On the difficulty of rebuilding as an owner: "When you go through a rebuild, you internalize how hard it's going to be. It's why, frankly, coaches, general managers, presidents of the team, heads of marketing, say, 'Now, are you sure you want to do this? Do you know what you're signing up for? Do you know how hard this is going to be? Do you the ridicule and humiliation that you'll deal with on a daily basis?' And it really takes guts and strength of character to say, 'Yes, I understand what we're in for.' But as I've said numerous times, I didn't see any other plan or strategy. I didn't see any other way that we could get the team in a spiral going up other than ripping it down to the foundation."

On the Al Harrington signing: "I think that the respect that the city and the organization is being given is enhanced, and I do think that this is going to become a destination for named free agents. I also think that when you have young, emerging players who want to be here, they express their gratitude to the fans, they love the community, they love the city, they want to win for the fans, that that's a really good time. So getting John signed and getting that as kind of a check mark. Someone like [Al] is like a coach on the floor. He's been around, he knows good organizations, good situations and he too wanted to be here. Likes the city, likes the front office, likes the players. Players talk. They know right away whether this would be a good situation for them to be in and will they be happy here."

On Wall's competitiveness: "That's why we extended him. Making commercials, having sneaker deals, making a lot of money, that's a terrific side benefit of being a professional basketball player and being a great talent like he is.
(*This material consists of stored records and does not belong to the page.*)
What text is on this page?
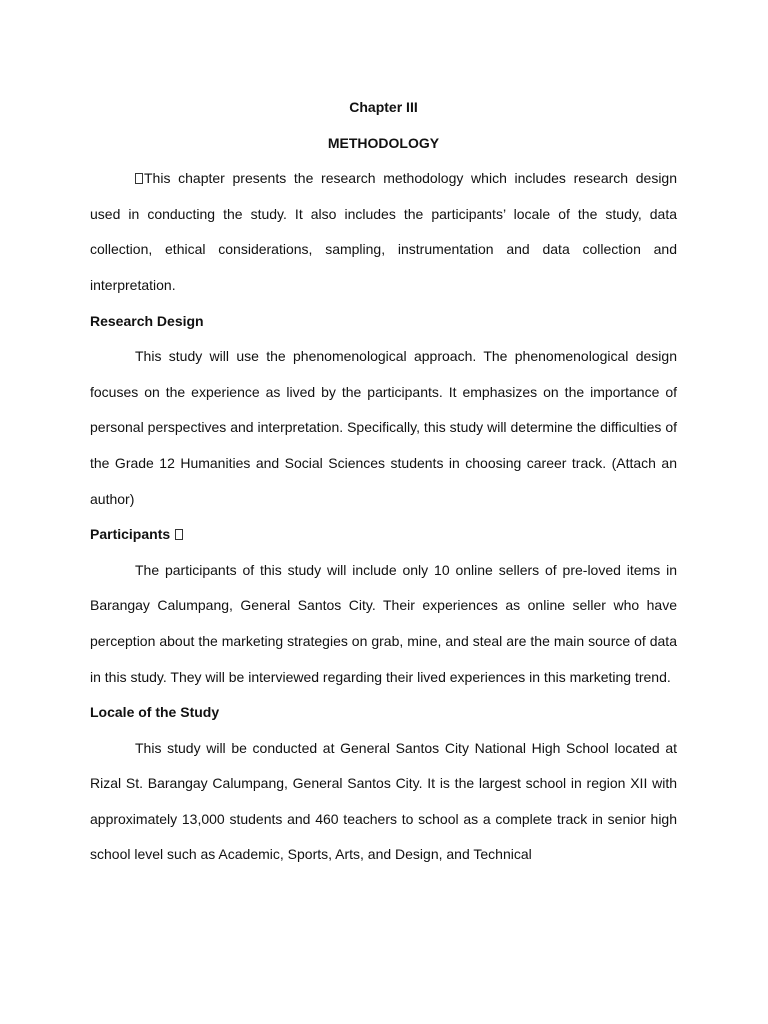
Chapter III
METHODOLOGY

This chapter presents the research methodology which includes research design used in conducting the study. It also includes the participants’ locale of the study, data collection, ethical considerations, sampling, instrumentation and data collection and interpretation.

Research Design

This study will use the phenomenological approach. The phenomenological design focuses on the experience as lived by the participants. It emphasizes on the importance of personal perspectives and interpretation. Specifically, this study will determine the difficulties of the Grade 12 Humanities and Social Sciences students in choosing career track. (Attach an author)

Participants

The participants of this study will include only 10 online sellers of pre-loved items in Barangay Calumpang, General Santos City. Their experiences as online seller who have perception about the marketing strategies on grab, mine, and steal are the main source of data in this study. They will be interviewed regarding their lived experiences in this marketing trend.

Locale of the Study

This study will be conducted at General Santos City National High School located at Rizal St. Barangay Calumpang, General Santos City. It is the largest school in region XII with approximately 13,000 students and 460 teachers to school as a complete track in senior high school level such as Academic, Sports, Arts, and Design, and Technical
But he's our leader. He's the player with the ball in his hands all the time, and if the team doesn't do well, you can trace it to 'he hasn't matured yet, he hasn't realized his gifts.' And he understands that. And he naturally is about team success."
What am I not proud of? There were a couple players here that I thought we could make into core players, and we weren't able to.-Ted Leonsis

He's happy to have a clearer picture of the team's future, and regrets not being able to make things work with "some players" "I'm proud that the culture of the organization is very professional and that we have upside. There's no more chaos in the organization, there's no discussion about what is the plan, what is the strategy, who are the foundational players. What am I not proud of? There were a couple players here that I thought we could make into core players, and we weren't able to. That's all of our failings. I always feel that we can take players and make them culturally fit, and some of the players didn't, and I'm sad that we weren't able to make that work."

When Randy Wittman took over the team, it had a lot of guys who weren't playing with the team's best interests at heart "It was not a good team. It did not have good team optics. It was a selfish team. It had lots of rookies, it had lots of players who were playing for contracts."

Both Leonsis and the players have a great deal of respect for Wittman due to his honesty "He has been a very very authentic, honest guy, and I admire that about him ... I think the players respect him because he has been unabashed in his truthiness and I admire that."